O talento do outro não é o problema

O problema começa quando o talento deixa de ser visto como uma vantagem e passa a ser tratado como incômodo.

Eu tenho o hábito de prestar atenção no que as pessoas que sigo compartilham no Instagram. Tem de tudo: mensagem otimista para começar o dia, conteúdo sobre algum lançamento, novidade de mercado, desenvolvimento profissional, ranking da Forbes e por aí vai. Passo por muita coisa sem pensar muito, mas quando alguém compartilha uma frase que provoca alguma reflexão, normalmente paro um pouco mais.

Foi assim com uma que li esses dias: “Quando encontrar alguém mais inteligente que você, trabalhe com essa pessoa, não contra ela. Perto dos bons, você se torna melhor.” A frase me lembrou várias situações que já vi ao longo da minha trajetória profissional e acabou puxando uma reflexão bem simples: trabalhar com gente talentosa parece uma vantagem até o talento do outro começar a mexer na dinâmica do grupo, nos espaços que cada um ocupa e na forma como algumas pessoas enxergam o próprio valor.

O que o mercado costuma pregar é justamente isso: devemos buscar gente boa, dar espaço para quem sabe mais, juntar pessoas capazes e criar ambientes onde elas possam contribuir de verdade. A própria frase parte dessa lógica, e parece até estranho discordar dela. O problema é que, na prática, essa abertura nem sempre dura quando alguém começa a se destacar, ganhar respeito, questionar coisas antigas ou ocupar um espaço que antes parecia bem definido.

O boicote nem sempre aparece como ataque ou tentativa de desmerecer alguém. Muitas vezes ele é bem mais discreto e nasce justamente do incômodo que o talento provoca na dinâmica do grupo. Quando a presença de uma pessoa começa a mexer em espaços, influências ou relações que pareciam bem resolvidas, aquilo que deveria ser uma vantagem pode começar a encontrar resistência.

É nesse ponto que a política do dia a dia pode escorregar para a politicagem. Não precisa ter vilão nem plano secreto, basta começar a tratar colaboração como disputa e colega como concorrente. A energia que poderia estar sendo usada para somar conhecimento passa a ser usada para proteger território, preservar influência ou garantir que ninguém cresça rápido demais.

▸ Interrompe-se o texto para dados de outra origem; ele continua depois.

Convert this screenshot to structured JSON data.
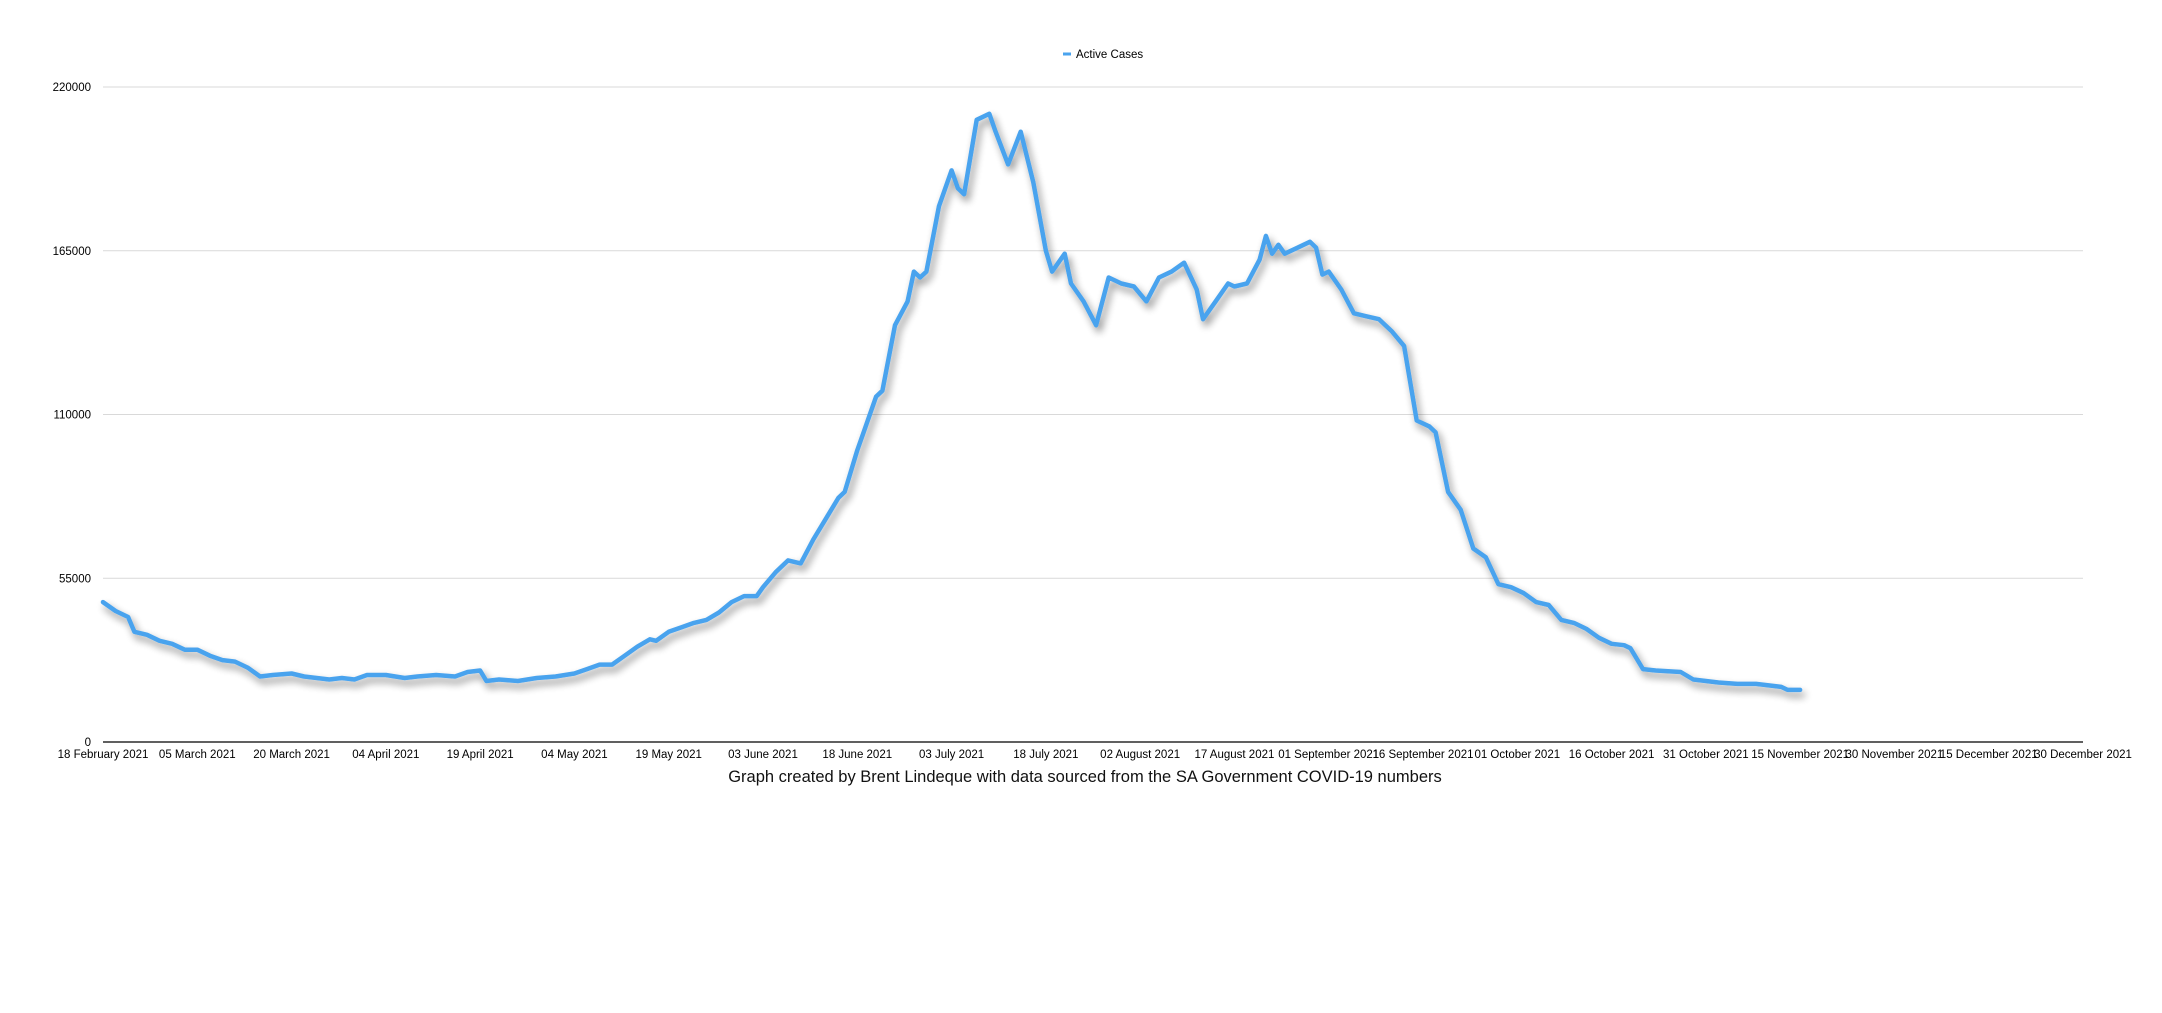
{
  "chart_data": {
    "type": "line",
    "title": "",
    "xlabel": "",
    "ylabel": "",
    "caption": "Graph created by Brent Lindeque with data sourced from the SA Government COVID-19 numbers",
    "legend": {
      "position": "top-center",
      "entries": [
        "Active Cases"
      ]
    },
    "grid": true,
    "ylim": [
      0,
      220000
    ],
    "y_ticks": [
      "0",
      "55000",
      "110000",
      "165000",
      "220000"
    ],
    "xlim": [
      "2021-02-18",
      "2021-12-30"
    ],
    "x_ticks": [
      {
        "date": "2021-02-18",
        "label": "18 February 2021"
      },
      {
        "date": "2021-03-05",
        "label": "05 March 2021"
      },
      {
        "date": "2021-03-20",
        "label": "20 March 2021"
      },
      {
        "date": "2021-04-04",
        "label": "04 April 2021"
      },
      {
        "date": "2021-04-19",
        "label": "19 April 2021"
      },
      {
        "date": "2021-05-04",
        "label": "04 May 2021"
      },
      {
        "date": "2021-05-19",
        "label": "19 May 2021"
      },
      {
        "date": "2021-06-03",
        "label": "03 June 2021"
      },
      {
        "date": "2021-06-18",
        "label": "18 June 2021"
      },
      {
        "date": "2021-07-03",
        "label": "03 July 2021"
      },
      {
        "date": "2021-07-18",
        "label": "18 July 2021"
      },
      {
        "date": "2021-08-02",
        "label": "02 August 2021"
      },
      {
        "date": "2021-08-17",
        "label": "17 August 2021"
      },
      {
        "date": "2021-09-01",
        "label": "01 September 2021"
      },
      {
        "date": "2021-09-16",
        "label": "16 September 2021"
      },
      {
        "date": "2021-10-01",
        "label": "01 October 2021"
      },
      {
        "date": "2021-10-16",
        "label": "16 October 2021"
      },
      {
        "date": "2021-10-31",
        "label": "31 October 2021"
      },
      {
        "date": "2021-11-15",
        "label": "15 November 2021"
      },
      {
        "date": "2021-11-30",
        "label": "30 November 2021"
      },
      {
        "date": "2021-12-15",
        "label": "15 December 2021"
      },
      {
        "date": "2021-12-30",
        "label": "30 December 2021"
      }
    ],
    "series": [
      {
        "name": "Active Cases",
        "color": "#4aa3ee",
        "points": [
          [
            "2021-02-18",
            47000
          ],
          [
            "2021-02-20",
            44000
          ],
          [
            "2021-02-22",
            42000
          ],
          [
            "2021-02-23",
            37000
          ],
          [
            "2021-02-25",
            36000
          ],
          [
            "2021-02-27",
            34000
          ],
          [
            "2021-03-01",
            33000
          ],
          [
            "2021-03-03",
            31000
          ],
          [
            "2021-03-05",
            31000
          ],
          [
            "2021-03-07",
            29000
          ],
          [
            "2021-03-09",
            27500
          ],
          [
            "2021-03-11",
            27000
          ],
          [
            "2021-03-13",
            25000
          ],
          [
            "2021-03-15",
            22000
          ],
          [
            "2021-03-17",
            22500
          ],
          [
            "2021-03-20",
            23000
          ],
          [
            "2021-03-22",
            22000
          ],
          [
            "2021-03-24",
            21500
          ],
          [
            "2021-03-26",
            21000
          ],
          [
            "2021-03-28",
            21500
          ],
          [
            "2021-03-30",
            21000
          ],
          [
            "2021-04-01",
            22500
          ],
          [
            "2021-04-04",
            22500
          ],
          [
            "2021-04-07",
            21500
          ],
          [
            "2021-04-09",
            22000
          ],
          [
            "2021-04-12",
            22500
          ],
          [
            "2021-04-15",
            22000
          ],
          [
            "2021-04-17",
            23500
          ],
          [
            "2021-04-19",
            24000
          ],
          [
            "2021-04-20",
            20500
          ],
          [
            "2021-04-22",
            21000
          ],
          [
            "2021-04-25",
            20500
          ],
          [
            "2021-04-28",
            21500
          ],
          [
            "2021-05-01",
            22000
          ],
          [
            "2021-05-04",
            23000
          ],
          [
            "2021-05-06",
            24500
          ],
          [
            "2021-05-08",
            26000
          ],
          [
            "2021-05-10",
            26000
          ],
          [
            "2021-05-12",
            29000
          ],
          [
            "2021-05-14",
            32000
          ],
          [
            "2021-05-16",
            34500
          ],
          [
            "2021-05-17",
            34000
          ],
          [
            "2021-05-19",
            37000
          ],
          [
            "2021-05-21",
            38500
          ],
          [
            "2021-05-23",
            40000
          ],
          [
            "2021-05-25",
            41000
          ],
          [
            "2021-05-27",
            43500
          ],
          [
            "2021-05-29",
            47000
          ],
          [
            "2021-05-31",
            49000
          ],
          [
            "2021-06-02",
            49000
          ],
          [
            "2021-06-03",
            52000
          ],
          [
            "2021-06-05",
            57000
          ],
          [
            "2021-06-07",
            61000
          ],
          [
            "2021-06-09",
            60000
          ],
          [
            "2021-06-11",
            68000
          ],
          [
            "2021-06-13",
            75000
          ],
          [
            "2021-06-15",
            82000
          ],
          [
            "2021-06-16",
            84000
          ],
          [
            "2021-06-18",
            98000
          ],
          [
            "2021-06-19",
            104000
          ],
          [
            "2021-06-21",
            116000
          ],
          [
            "2021-06-22",
            118000
          ],
          [
            "2021-06-24",
            140000
          ],
          [
            "2021-06-26",
            148000
          ],
          [
            "2021-06-27",
            158000
          ],
          [
            "2021-06-28",
            156000
          ],
          [
            "2021-06-29",
            158000
          ],
          [
            "2021-07-01",
            180000
          ],
          [
            "2021-07-03",
            192000
          ],
          [
            "2021-07-04",
            186000
          ],
          [
            "2021-07-05",
            184000
          ],
          [
            "2021-07-07",
            209000
          ],
          [
            "2021-07-09",
            211000
          ],
          [
            "2021-07-10",
            205000
          ],
          [
            "2021-07-12",
            194000
          ],
          [
            "2021-07-14",
            205000
          ],
          [
            "2021-07-16",
            188000
          ],
          [
            "2021-07-18",
            165000
          ],
          [
            "2021-07-19",
            158000
          ],
          [
            "2021-07-21",
            164000
          ],
          [
            "2021-07-22",
            154000
          ],
          [
            "2021-07-24",
            148000
          ],
          [
            "2021-07-26",
            140000
          ],
          [
            "2021-07-28",
            156000
          ],
          [
            "2021-07-30",
            154000
          ],
          [
            "2021-08-01",
            153000
          ],
          [
            "2021-08-03",
            148000
          ],
          [
            "2021-08-05",
            156000
          ],
          [
            "2021-08-07",
            158000
          ],
          [
            "2021-08-09",
            161000
          ],
          [
            "2021-08-11",
            152000
          ],
          [
            "2021-08-12",
            142000
          ],
          [
            "2021-08-14",
            148000
          ],
          [
            "2021-08-16",
            154000
          ],
          [
            "2021-08-17",
            153000
          ],
          [
            "2021-08-19",
            154000
          ],
          [
            "2021-08-21",
            162000
          ],
          [
            "2021-08-22",
            170000
          ],
          [
            "2021-08-23",
            164000
          ],
          [
            "2021-08-24",
            167000
          ],
          [
            "2021-08-25",
            164000
          ],
          [
            "2021-08-27",
            166000
          ],
          [
            "2021-08-29",
            168000
          ],
          [
            "2021-08-30",
            166000
          ],
          [
            "2021-08-31",
            157000
          ],
          [
            "2021-09-01",
            158000
          ],
          [
            "2021-09-03",
            152000
          ],
          [
            "2021-09-05",
            144000
          ],
          [
            "2021-09-07",
            143000
          ],
          [
            "2021-09-09",
            142000
          ],
          [
            "2021-09-11",
            138000
          ],
          [
            "2021-09-13",
            133000
          ],
          [
            "2021-09-15",
            108000
          ],
          [
            "2021-09-17",
            106000
          ],
          [
            "2021-09-18",
            104000
          ],
          [
            "2021-09-20",
            84000
          ],
          [
            "2021-09-22",
            78000
          ],
          [
            "2021-09-24",
            65000
          ],
          [
            "2021-09-26",
            62000
          ],
          [
            "2021-09-28",
            53000
          ],
          [
            "2021-09-30",
            52000
          ],
          [
            "2021-10-02",
            50000
          ],
          [
            "2021-10-04",
            47000
          ],
          [
            "2021-10-06",
            46000
          ],
          [
            "2021-10-08",
            41000
          ],
          [
            "2021-10-10",
            40000
          ],
          [
            "2021-10-12",
            38000
          ],
          [
            "2021-10-14",
            35000
          ],
          [
            "2021-10-16",
            33000
          ],
          [
            "2021-10-18",
            32500
          ],
          [
            "2021-10-19",
            31500
          ],
          [
            "2021-10-21",
            24500
          ],
          [
            "2021-10-23",
            24000
          ],
          [
            "2021-10-27",
            23500
          ],
          [
            "2021-10-29",
            21000
          ],
          [
            "2021-10-31",
            20500
          ],
          [
            "2021-11-02",
            20000
          ],
          [
            "2021-11-05",
            19500
          ],
          [
            "2021-11-08",
            19500
          ],
          [
            "2021-11-10",
            19000
          ],
          [
            "2021-11-12",
            18500
          ],
          [
            "2021-11-13",
            17500
          ],
          [
            "2021-11-15",
            17500
          ]
        ]
      }
    ]
  }
}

Liz Wiseman fala em Multiplicadores sobre pessoas que conseguem fazer quem está por perto render mais, pensar melhor e usar melhor o próprio talento, sem precisar provar o tempo inteiro que são as mais inteligentes da sala. O que eu gosto no livro é justamente essa ideia de que gente boa não deveria ser vista como ameaça, mas como uma força que aumenta a capacidade de todo mundo ao redor. Se alguém sabe algo que eu não sei, eu posso aprender; se faz melhor do que eu, posso observar; e se pensa diferente, posso discordar sem precisar apagar essa pessoa da conversa.

É claro que a liderança tem responsabilidade nisso também. Quando percebe panelinhas, exclusões ou disputas de espaço e deixa tudo seguir como se fosse apenas “jeito do time”, acaba ajudando esse comportamento a crescer. Mas reduzir o problema ao gestor seria confortável demais, porque muitas dessas pequenas sabotagens começam entre pares, nas relações mais comuns do dia a dia, justamente onde ninguém parece ter poder suficiente para estar sabotando ninguém.

E eu também preciso me colocar nessa crítica, porque escrever sobre esse comportamento é muito mais fácil do que perceber quando a gente está fazendo a mesma coisa. Eu posso defender que trabalhar com gente talentosa é uma vantagem e, ainda assim, me incomodar quando alguém chega com uma ideia melhor, ganha espaço ou começa a ser mais ouvido. O cuidado está justamente aí: perceber esse incômodo antes de começar a inventar bons argumentos para ignorar, frear ou deixar alguém de fora.

Talento não precisa ser elogiado o tempo inteiro, nem toda ideia merece ser aceita e ninguém deve estar acima de crítica. O problema começa quando deixamos de avaliar o trabalho e passamos a administrar o espaço que aquela pessoa ocupa.

Se o talento do outro incomoda mais do que ajuda, vale olhar menos para o tamanho dele e mais para o motivo de isso incomodar tanto.

E você? Quando alguém sabe mais, prefere aprender e crescer ou se incomoda com isso?